Taking Occupational Diseases Seriously
Brooklyn Dodger, another blogger on occupational and public health topics, alerts us to a NIOSH survey of the causes of occupational deaths. According to this study, 1997 US mortality data, the estimated annual burden of occupational disease mortality resulting from selected respiratory diseases, cancers, cardiovascular disease, chronic renal failure, and hepatitis is 49,000. At the same time, the Bureau of Labor Statistics estimates there are about 6,200 work-related injury deaths annually. If you look carefully at the distribution of topics addressed by the OSHA standards, you would get the impression that the greater emphasis on occupational injuries means that they are more severe than occupational diseases. However, the data indicate that doesn’t seem to be the case, if you are looking at death on the job.
Note that this doesn’t factor in occupational illnesses and injuries that don’t kill workers. Examination of the statistics will still probably find that skin diseases/injuries and musculoskeletal injuries are still the more predominant workplace hazards.
These are pertinent when you think about the fact that 12 years ago OSHA’s rule on airborne contaminants, which would have reduced Permissible Exposure Limits (PELs) for hundred of substances, had been set aside by a federal Court of Appeals.
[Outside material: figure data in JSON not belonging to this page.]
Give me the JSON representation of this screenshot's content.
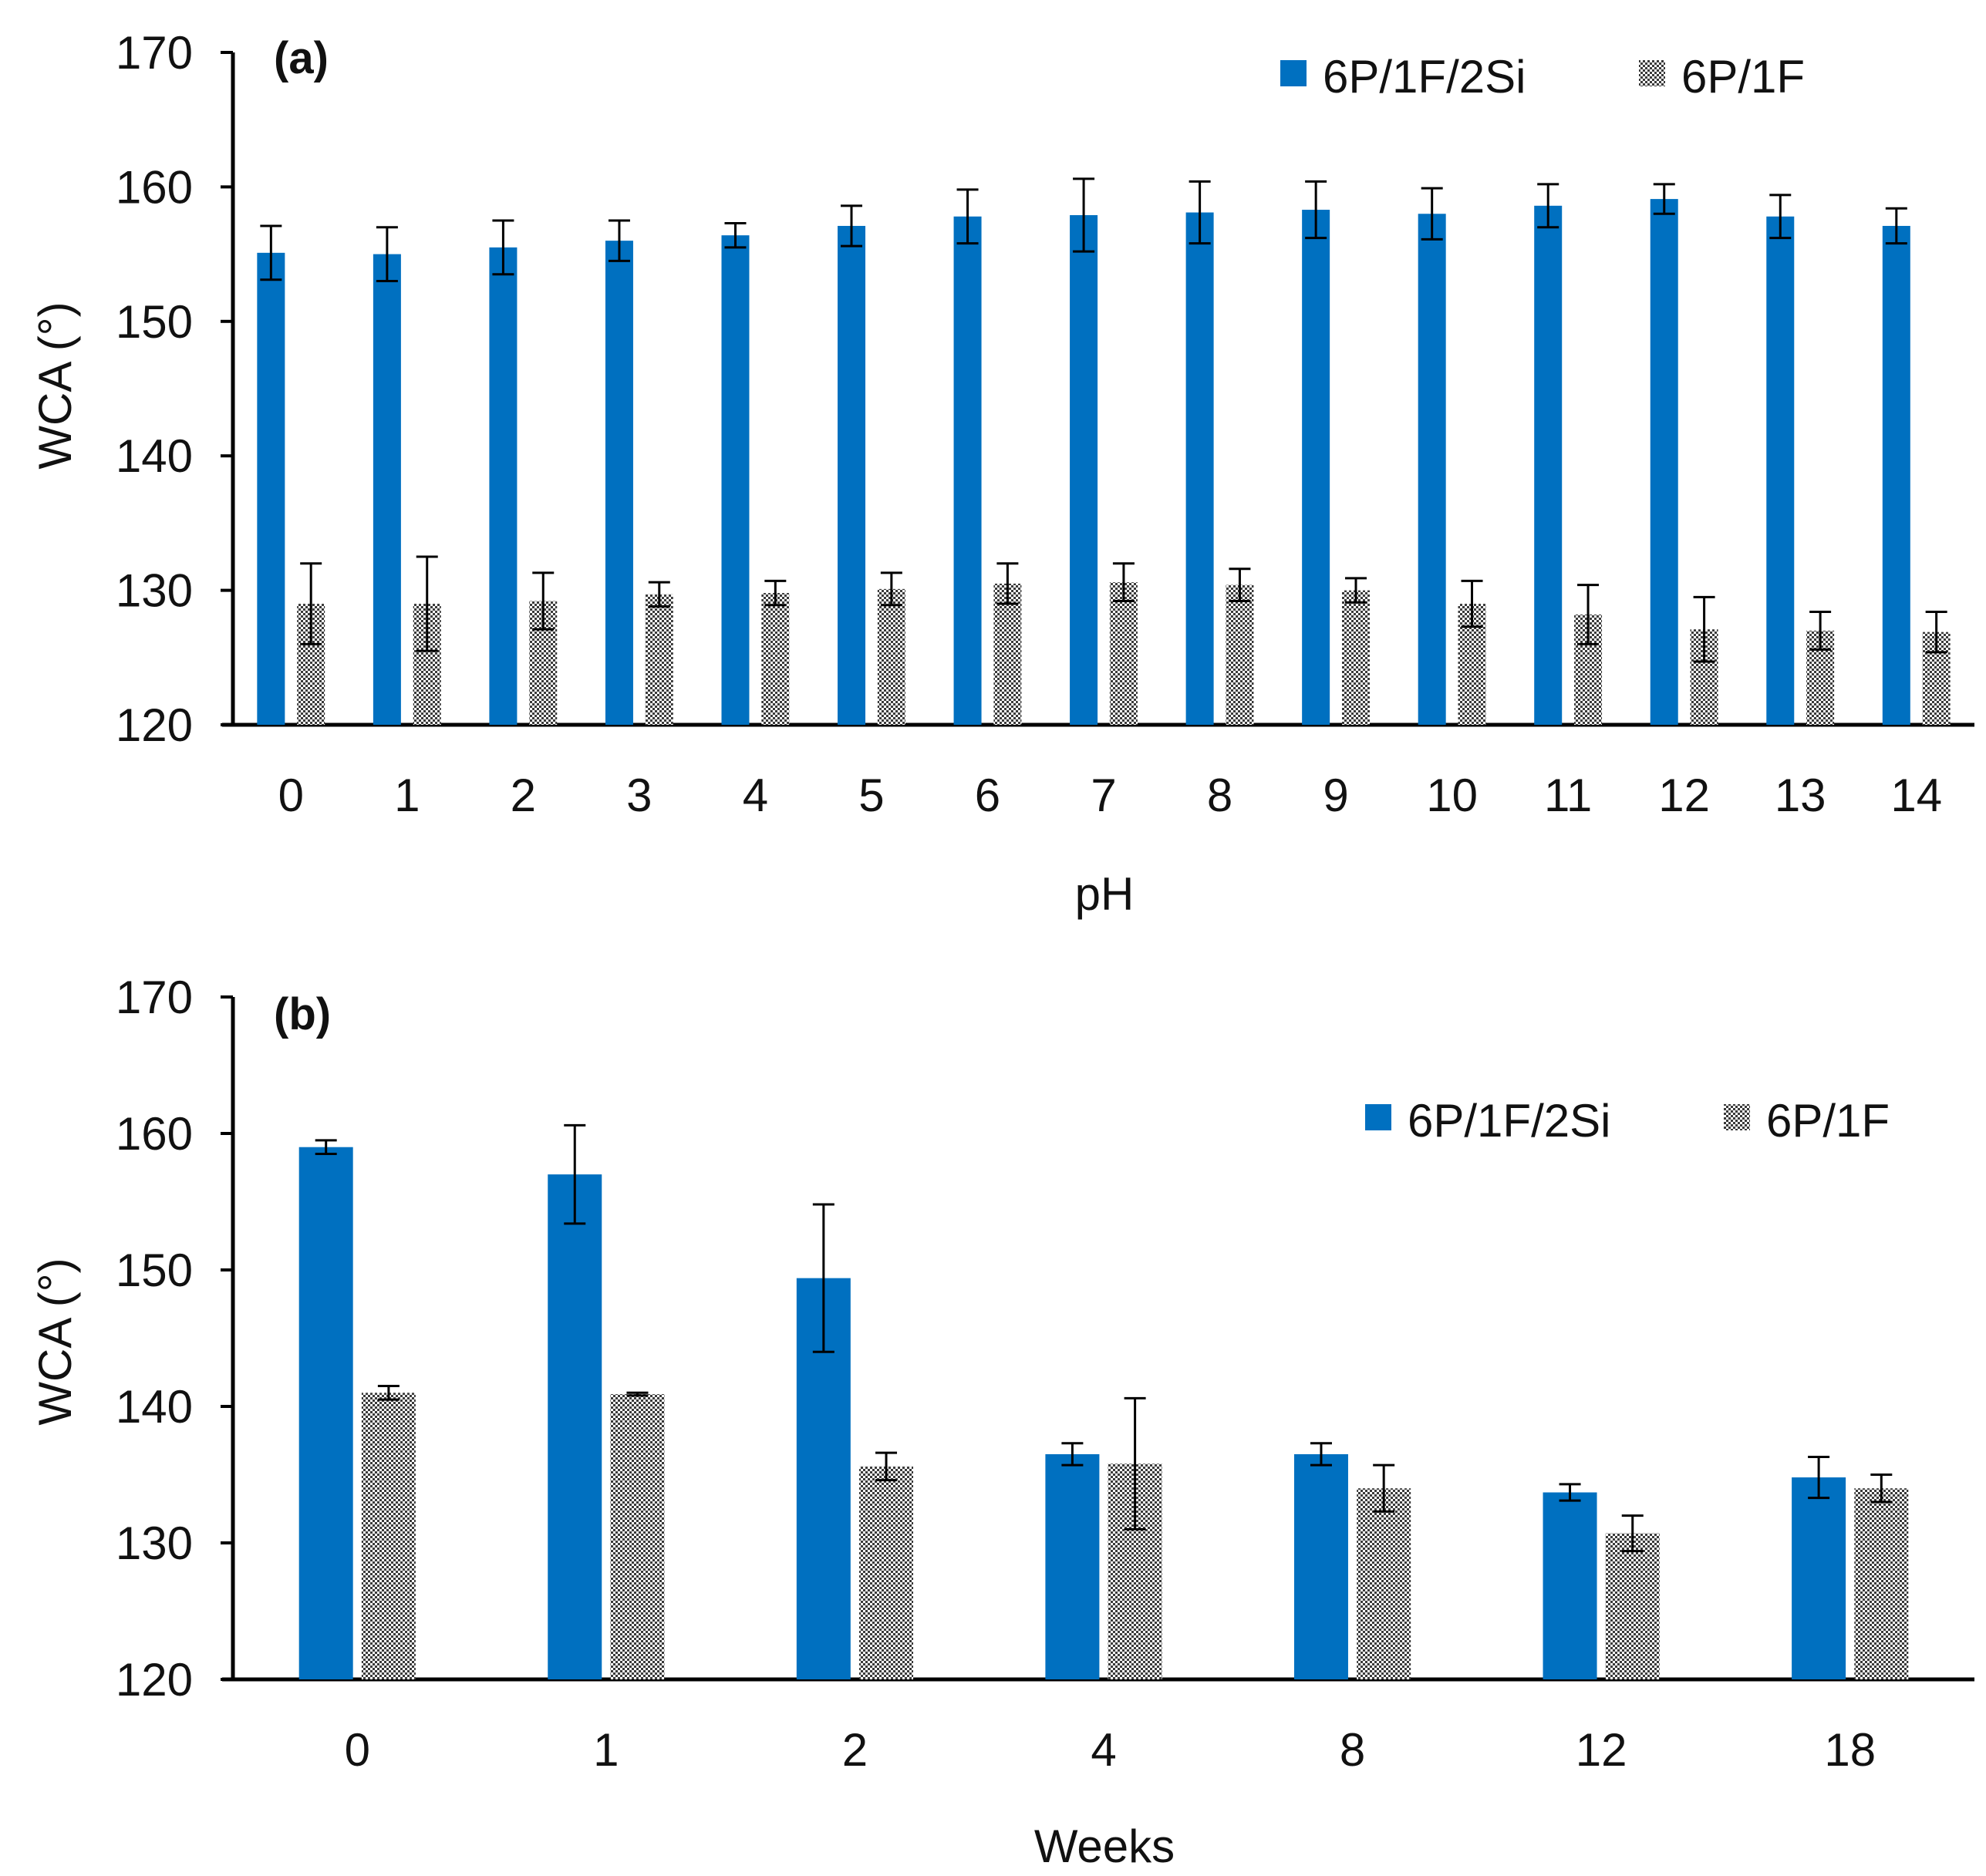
{
  "colors": {
    "series1": "#0070C0",
    "series2": "#b8b8b8",
    "axis": "#000000",
    "text": "#111111"
  },
  "chart_data": [
    {
      "type": "bar",
      "panel_label": "(a)",
      "title": "",
      "xlabel": "pH",
      "ylabel": "WCA (°)",
      "ylim": [
        120,
        170
      ],
      "yticks": [
        120,
        130,
        140,
        150,
        160,
        170
      ],
      "grid": false,
      "legend_position": "top-right",
      "categories": [
        "0",
        "1",
        "2",
        "3",
        "4",
        "5",
        "6",
        "7",
        "8",
        "9",
        "10",
        "11",
        "12",
        "13",
        "14"
      ],
      "series": [
        {
          "name": "6P/1F/2Si",
          "style": "solid",
          "values": [
            155.1,
            155.0,
            155.5,
            156.0,
            156.4,
            157.1,
            157.8,
            157.9,
            158.1,
            158.3,
            158.0,
            158.6,
            159.1,
            157.8,
            157.1
          ],
          "errors": [
            2.0,
            2.0,
            2.0,
            1.5,
            0.9,
            1.5,
            2.0,
            2.7,
            2.3,
            2.1,
            1.9,
            1.6,
            1.1,
            1.6,
            1.3
          ]
        },
        {
          "name": "6P/1F",
          "style": "pattern",
          "values": [
            129.0,
            129.0,
            129.2,
            129.7,
            129.8,
            130.1,
            130.5,
            130.6,
            130.4,
            130.0,
            129.0,
            128.2,
            127.1,
            127.0,
            126.9
          ],
          "errors": [
            3.0,
            3.5,
            2.1,
            0.9,
            0.9,
            1.2,
            1.5,
            1.4,
            1.2,
            0.9,
            1.7,
            2.2,
            2.4,
            1.4,
            1.5
          ]
        }
      ]
    },
    {
      "type": "bar",
      "panel_label": "(b)",
      "title": "",
      "xlabel": "Weeks",
      "ylabel": "WCA (°)",
      "ylim": [
        120,
        170
      ],
      "yticks": [
        120,
        130,
        140,
        150,
        160,
        170
      ],
      "grid": false,
      "legend_position": "top-right",
      "categories": [
        "0",
        "1",
        "2",
        "4",
        "8",
        "12",
        "18"
      ],
      "series": [
        {
          "name": "6P/1F/2Si",
          "style": "solid",
          "values": [
            159.0,
            157.0,
            149.4,
            136.5,
            136.5,
            133.7,
            134.8
          ],
          "errors": [
            0.5,
            3.6,
            5.4,
            0.8,
            0.8,
            0.6,
            1.5
          ]
        },
        {
          "name": "6P/1F",
          "style": "pattern",
          "values": [
            141.0,
            140.9,
            135.6,
            135.8,
            134.0,
            130.7,
            134.0
          ],
          "errors": [
            0.5,
            0.1,
            1.0,
            4.8,
            1.7,
            1.3,
            1.0
          ]
        }
      ]
    }
  ]
}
OSHA tried to “speed along” the process of revising PELs by "generic" rulemaking, grouping substances into 18 categories by their primary health response, such as neurotoxicity, sensory irritation, and cancer (the backup for OSHA’s revised PELs proposed in their 1989 airborne contaminants rule can be found here). OSHA’s reasoning for this approach was that developing standards on a chemical-by-chemical basis would require several years. The court rejected that reasoning, stating that each PEL had to stand on its own merits.
OSHA had been sued by the AFL-CIO, which means that the labor organization was trying to push the agency towards more scientifically-based, and presumably lower PELs. However, the outcome has been virtually no motion by OSHA to update its PELs, many which are still based on occupational exposure guidelines developed prior to 1968. It is unlikely that OSHA will move forward on this except in response to litigation or prompting by Congress (I heard OSHA representatives say as much at an EPA conference a few years ago). The current OSHA rulemaking for a revised PEL for hexavalent chromium is in response to a lawsuit by the Public Citizen Health Research Group.
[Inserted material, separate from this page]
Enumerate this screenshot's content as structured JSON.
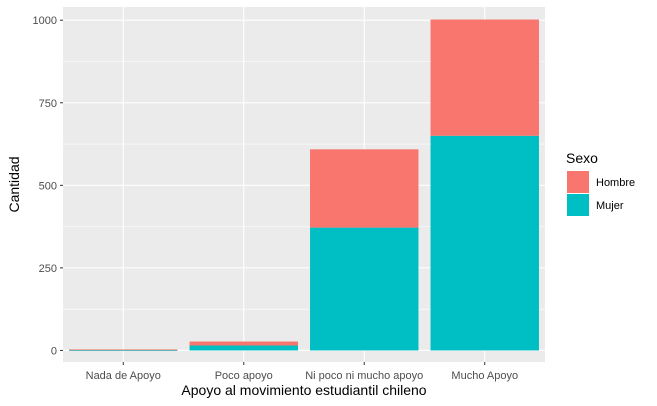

In today’s environment where ample information exists regarding workplace hazards from chemical exposure, the absence of scientifically up-to-date standards should not be an obstacle for employers to prevent harmful exposures or control them to the lowest level feasible. Is it really excusable for employers to not take steps to keep employee exposures as low as feasible, even if occupational exposure standards haven’t kept pace with current scientific knowledge about health hazards?
Also, when serious hazards are obvious, controls should be implemented even if there is no quantitative evaluation of exposure or harm. For example, it should be obvious these days not to do something like this with any solvent, particularly trichloroethylene:
Until fall 2003, workers in a Wilkes-Barre special-education school district gave little thought to the chemical they knew only as deglazing solvent.
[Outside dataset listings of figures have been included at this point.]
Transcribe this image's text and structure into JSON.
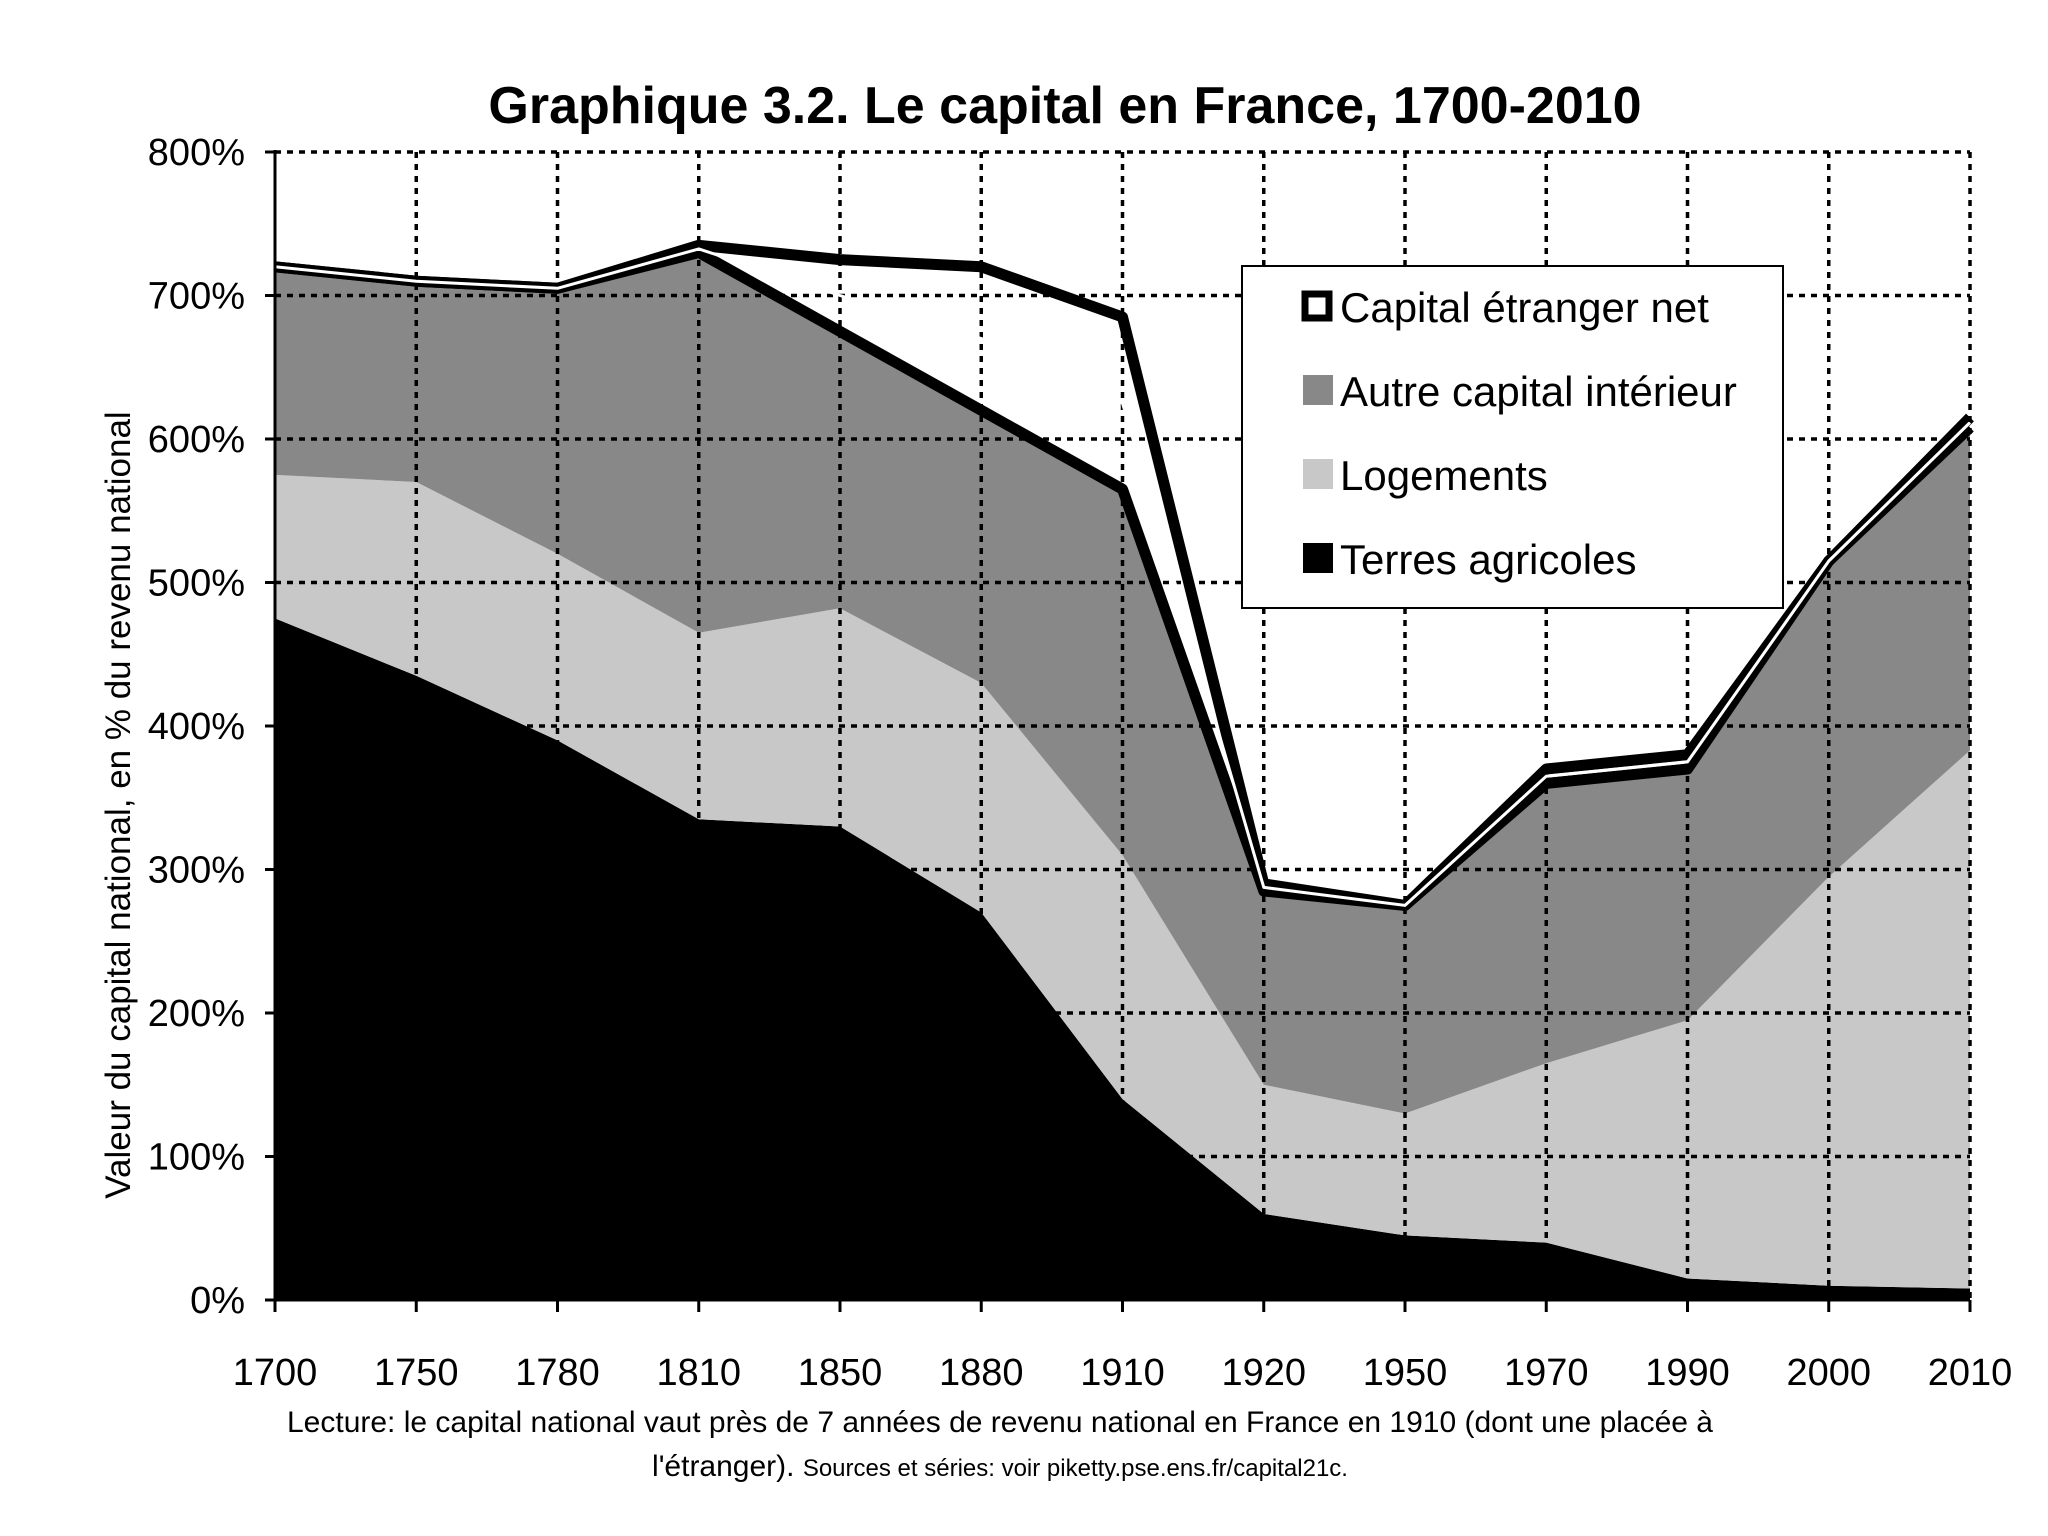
{
  "chart_data": {
    "type": "area",
    "title": "Graphique 3.2. Le capital en France, 1700-2010",
    "xlabel": "",
    "ylabel": "Valeur du capital national, en % du revenu national",
    "categories": [
      "1700",
      "1750",
      "1780",
      "1810",
      "1850",
      "1880",
      "1910",
      "1920",
      "1950",
      "1970",
      "1990",
      "2000",
      "2010"
    ],
    "y_ticks": [
      "0%",
      "100%",
      "200%",
      "300%",
      "400%",
      "500%",
      "600%",
      "700%",
      "800%"
    ],
    "ylim": [
      0,
      800
    ],
    "grid": true,
    "legend_position": "top-right",
    "series": [
      {
        "name": "Terres agricoles",
        "color": "#000000",
        "values": [
          475,
          435,
          390,
          335,
          330,
          270,
          140,
          60,
          45,
          40,
          15,
          10,
          8
        ]
      },
      {
        "name": "Logements",
        "color": "#c8c8c8",
        "values": [
          100,
          135,
          130,
          130,
          152,
          160,
          170,
          90,
          85,
          125,
          180,
          285,
          375
        ]
      },
      {
        "name": "Autre capital intérieur",
        "color": "#888888",
        "values": [
          145,
          140,
          185,
          265,
          193,
          190,
          255,
          135,
          145,
          195,
          175,
          220,
          225
        ]
      },
      {
        "name": "Capital étranger net",
        "color": "#ffffff",
        "values": [
          0,
          0,
          0,
          5,
          50,
          100,
          120,
          5,
          0,
          10,
          10,
          0,
          7
        ]
      }
    ],
    "note_main": "Lecture: le capital national vaut près de 7 années de revenu national en France en 1910 (dont une placée à",
    "note_line2": "l'étranger). ",
    "note_sources": "Sources et séries: voir piketty.pse.ens.fr/capital21c."
  }
}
Used to clean ink from two printing presses in the district's main administration building, the solvent routinely spilled onto the carpet. Its stench drifted through the air ducts. Still, it seemed nothing more than an annoyance -- until Antoinette Dominick was diagnosed with cancer.
Dominick is among roughly two dozen employees who have been diagnosed with non-Hodgkin's lymphoma, lupus, or other diseases that may be associated with TCE exposure -- the solvent used for cleaning, exposing approximately 200 people who worked in the building for upwards of three decades. Though there is still some quibbling about the nature and strength of the evidence, there is enough suspicion, disseminated publicly, that trichloroethylene is carcinogenic to warn even the most poorly-informed employer not to do something like that.
You can argue all you’d like that we don’t “know” that TCE is a human carcinogen, and that it takes a long time to develop scientifically-based occupational exposure standards, and that if the government doesn’t pay attention to this issue, that’s a sign that employers shouldn’t have to either. It’s still inexcusable that these things are happening in the 21st century.